A snapshot must have a deterministic identity derived from meaningful inputs.

That identity allows the system to distinguish:

  • the same snapshot seen again
  • a genuinely new snapshot
  • a change that requires runtime action

4. Predictable consumption

A snapshot must be shaped so the coordinator can consume it without interpretation, repair, or guesswork.

If runtime behavior depends on a property, that property should be explicit in the snapshot contract.

Responsibility boundaries

The snapshot contract exists across multiple parts of the system.

Delivery pipeline responsibilities

The delivery pipeline is responsible for:

  • assembling snapshot artifacts
  • validating the snapshot
  • rejecting invalid snapshots
  • publishing only snapshots that satisfy contract rules

Coordinator responsibilities

The coordinator is responsible for:

  • retrieving published snapshots
  • determining whether a snapshot is new or unchanged
  • loading a valid snapshot for runtime use

The coordinator is not responsible for validating snapshot correctness beyond the assumptions the contract gives it.

Renderer responsibilities

The renderer is responsible for being executable as a valid snapshot once loaded.

It does not define the contract, but it must conform to it.

Snapshot change model

A snapshot should be treated as changed when contract-relevant inputs change.

That includes changes to:

  • required runtime artifacts
  • identity-bearing inputs
  • any property that affects safe runtime consumption

This matters because the system depends on being able to answer a simple question clearly:

Is this the same snapshot, or a different one?

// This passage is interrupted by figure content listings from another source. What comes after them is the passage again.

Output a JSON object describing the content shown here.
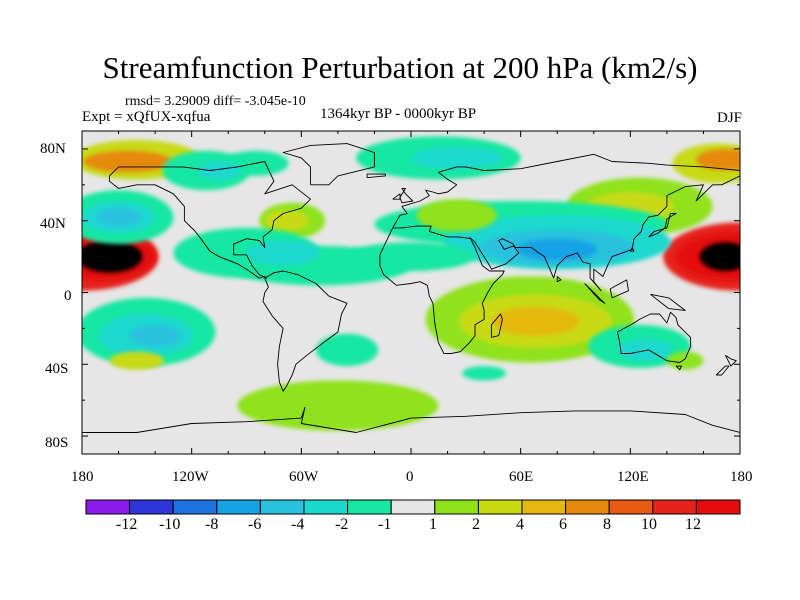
{
  "title": "Streamfunction Perturbation at 200 hPa (km2/s)",
  "stats": "rmsd= 3.29009 diff= -3.045e-10",
  "experiment": "Expt = xQfUX-xqfua",
  "period": "1364kyr BP - 0000kyr BP",
  "season": "DJF",
  "lat_labels": [
    "80N",
    "40N",
    "0",
    "40S",
    "80S"
  ],
  "lon_labels": [
    "180",
    "120W",
    "60W",
    "0",
    "60E",
    "120E",
    "180"
  ],
  "colorbar": {
    "labels": [
      "-12",
      "-10",
      "-8",
      "-6",
      "-4",
      "-2",
      "-1",
      "1",
      "2",
      "4",
      "6",
      "8",
      "10",
      "12"
    ],
    "colors": [
      "#8b1aeb",
      "#2f35d6",
      "#1c74e3",
      "#18a2e6",
      "#29c1de",
      "#1bd8cf",
      "#18e7a3",
      "#e6e6e6",
      "#8fe21a",
      "#c8da12",
      "#e5b80f",
      "#e68a0f",
      "#e65a12",
      "#e6221c",
      "#e50d0d"
    ]
  },
  "field_blobs": [
    {
      "lon": -180,
      "lat": 20,
      "rx": 42,
      "ry": 19,
      "level": 6
    },
    {
      "lon": -170,
      "lat": 20,
      "rx": 30,
      "ry": 13,
      "level": 7
    },
    {
      "lon": -165,
      "lat": 20,
      "rx": 18,
      "ry": 9,
      "level": 8
    },
    {
      "lon": 180,
      "lat": 20,
      "rx": 42,
      "ry": 19,
      "level": 6
    },
    {
      "lon": 175,
      "lat": 20,
      "rx": 30,
      "ry": 13,
      "level": 7
    },
    {
      "lon": 172,
      "lat": 20,
      "rx": 14,
      "ry": 8,
      "level": 8
    },
    {
      "lon": -150,
      "lat": 74,
      "rx": 35,
      "ry": 11,
      "level": 2
    },
    {
      "lon": -155,
      "lat": 73,
      "rx": 24,
      "ry": 6,
      "level": 4
    },
    {
      "lon": 168,
      "lat": 72,
      "rx": 25,
      "ry": 11,
      "level": 2
    },
    {
      "lon": 172,
      "lat": 74,
      "rx": 16,
      "ry": 6,
      "level": 4
    },
    {
      "lon": 125,
      "lat": 48,
      "rx": 40,
      "ry": 16,
      "level": 1
    },
    {
      "lon": 120,
      "lat": 48,
      "rx": 24,
      "ry": 8,
      "level": 2
    },
    {
      "lon": -112,
      "lat": 68,
      "rx": 24,
      "ry": 11,
      "level": -1
    },
    {
      "lon": -85,
      "lat": 72,
      "rx": 18,
      "ry": 7,
      "level": -1
    },
    {
      "lon": -105,
      "lat": 68,
      "rx": 12,
      "ry": 5,
      "level": -2
    },
    {
      "lon": -65,
      "lat": 40,
      "rx": 18,
      "ry": 10,
      "level": 1
    },
    {
      "lon": -68,
      "lat": 40,
      "rx": 12,
      "ry": 6,
      "level": 2
    },
    {
      "lon": -90,
      "lat": 22,
      "rx": 40,
      "ry": 14,
      "level": -1
    },
    {
      "lon": -50,
      "lat": 15,
      "rx": 50,
      "ry": 11,
      "level": -1
    },
    {
      "lon": -70,
      "lat": 22,
      "rx": 20,
      "ry": 7,
      "level": -2
    },
    {
      "lon": -160,
      "lat": 42,
      "rx": 30,
      "ry": 15,
      "level": -1
    },
    {
      "lon": -160,
      "lat": 42,
      "rx": 20,
      "ry": 9,
      "level": -2
    },
    {
      "lon": -160,
      "lat": 42,
      "rx": 12,
      "ry": 5,
      "level": -3
    },
    {
      "lon": -145,
      "lat": -22,
      "rx": 38,
      "ry": 19,
      "level": -1
    },
    {
      "lon": -145,
      "lat": -24,
      "rx": 26,
      "ry": 12,
      "level": -2
    },
    {
      "lon": -140,
      "lat": -24,
      "rx": 14,
      "ry": 6,
      "level": -3
    },
    {
      "lon": -150,
      "lat": -38,
      "rx": 15,
      "ry": 5,
      "level": 2
    },
    {
      "lon": -35,
      "lat": -32,
      "rx": 17,
      "ry": 9,
      "level": -1
    },
    {
      "lon": 60,
      "lat": 38,
      "rx": 80,
      "ry": 13,
      "level": -1
    },
    {
      "lon": 80,
      "lat": 28,
      "rx": 62,
      "ry": 15,
      "level": -2
    },
    {
      "lon": 80,
      "lat": 25,
      "rx": 42,
      "ry": 10,
      "level": -3
    },
    {
      "lon": 80,
      "lat": 24,
      "rx": 22,
      "ry": 6,
      "level": -4
    },
    {
      "lon": 0,
      "lat": 20,
      "rx": 35,
      "ry": 8,
      "level": -1
    },
    {
      "lon": 15,
      "lat": 75,
      "rx": 45,
      "ry": 12,
      "level": -1
    },
    {
      "lon": 25,
      "lat": 75,
      "rx": 25,
      "ry": 6,
      "level": -2
    },
    {
      "lon": 25,
      "lat": 43,
      "rx": 22,
      "ry": 9,
      "level": 1
    },
    {
      "lon": 65,
      "lat": -15,
      "rx": 57,
      "ry": 24,
      "level": 1
    },
    {
      "lon": 68,
      "lat": -16,
      "rx": 42,
      "ry": 15,
      "level": 2
    },
    {
      "lon": 68,
      "lat": -16,
      "rx": 24,
      "ry": 8,
      "level": 3
    },
    {
      "lon": 125,
      "lat": -30,
      "rx": 28,
      "ry": 12,
      "level": -1
    },
    {
      "lon": 128,
      "lat": -32,
      "rx": 15,
      "ry": 6,
      "level": -2
    },
    {
      "lon": -40,
      "lat": -63,
      "rx": 55,
      "ry": 14,
      "level": 1
    },
    {
      "lon": 150,
      "lat": -38,
      "rx": 10,
      "ry": 5,
      "level": 1
    },
    {
      "lon": 40,
      "lat": -45,
      "rx": 12,
      "ry": 4,
      "level": -1
    }
  ],
  "coastlines": [
    "-165,65 -160,70 -140,70 -125,70 -110,68 -95,70 -80,73 -75,62 -80,55 -65,60 -55,52 -60,47 -70,44 -75,40 -76,35 -81,31 -80,25 -83,29 -90,30 -97,27 -97,21 -90,21 -87,15 -83,10 -79,8 -80,9 -83,8 -90,13 -95,16 -105,20 -110,23 -115,30 -118,34 -124,40 -124,48 -130,55 -140,60 -150,60 -160,58 -165,62 -165,65",
    "-80,8 -75,11 -70,12 -62,10 -52,5 -45,-2 -35,-6 -38,-12 -40,-22 -48,-28 -57,-35 -63,-40 -65,-46 -68,-52 -70,-55 -72,-50 -73,-40 -72,-30 -70,-20 -76,-13 -81,-5 -80,0 -78,3 -80,8",
    "-55,60 -45,60 -40,65 -20,70 -20,78 -35,83 -55,82 -70,78 -60,75 -55,70 -55,60",
    "-10,36 -6,43 -2,44 -5,48 5,51 10,54 8,57 12,56 15,55 20,56 25,60 20,63 15,67 25,70 30,70 40,68 60,69 80,73 100,77 110,73 130,72 140,71 160,70 170,69 180,68",
    "180,65 170,60 165,60 160,55 156,51 160,60 150,59 140,54 140,48 135,43 130,42 127,38 126,34 122,30 121,24 110,20 108,16 105,9 100,13 100,6 104,1 98,8 98,16 94,17 91,22 88,21 85,20 80,15 78,8 73,20 70,22 66,25 57,25 56,27 50,30 48,29 51,24 56,26 59,22 52,16 44,13 43,15 35,28 33,30 26,31 20,31 10,34 11,37 3,37 -5,36 -10,36",
    "-10,36 -17,21 -17,15 -15,10 -8,4 0,5 5,6 9,4 10,-2 12,-6 13,-17 15,-28 18,-34 22,-34 27,-33 32,-28 35,-24 35,-18 40,-15 40,-10 39,-6 42,0 45,5 50,10 51,12 43,12 39,15 35,25 32,31",
    "113,-22 114,-27 115,-34 120,-34 130,-32 135,-35 140,-38 147,-39 150,-37 153,-30 153,-25 146,-18 145,-14 142,-11 140,-17 136,-12 131,-12 125,-15 122,-17 113,-22",
    "-180,-78 -150,-78 -120,-73 -90,-72 -60,-70 -58,-64 -60,-73 -30,-78 0,-70 30,-69 60,-67 90,-66 120,-66 150,-68 165,-74 180,-78",
    "-5,50 1,51 -3,55 -5,58 -3,58 -6,53 -5,50",
    "-10,52 -6,55 -6,52 -10,52",
    "-24,64 -14,65 -14,66 -24,66 -24,64",
    "130,31 133,34 140,36 141,40 142,44 145,44 140,41 139,36 135,33 130,31",
    "44,-25 48,-24 50,-15 49,-12 44,-18 44,-25",
    "95,5 106,-6 103,-4 95,5",
    "109,2 118,7 119,1 110,-3 109,2",
    "131,-1 141,-3 150,-10 141,-9 131,-1",
    "80,9 82,7 80,6 80,9",
    "120,23 121,25 122,23 120,23",
    "172,-35 175,-37 178,-38 175,-41 172,-35",
    "167,-46 172,-41 174,-41 170,-46 167,-46",
    "145,-41 148,-41 147,-43 145,-41"
  ]
}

The answer must be deterministic.

Contract shape vs implementation detail

This document defines the high-level contract, not the exact implementation model.

More specific contract details are defined in companion documents:

Relationship to build and publish systems

The snapshot contract tells build and publish systems what must be true.

It does not describe every step of how they achieve that.

Those implementation details belong in:

Relationship to runtime

Runtime depends on the snapshot contract, but does not define it.

The coordinator should be able to assume that any published snapshot:

  • is complete
  • is valid
  • has a stable identity
  • is ready to load

That is the central payoff of the contract.

It keeps runtime small, predictable, and boring.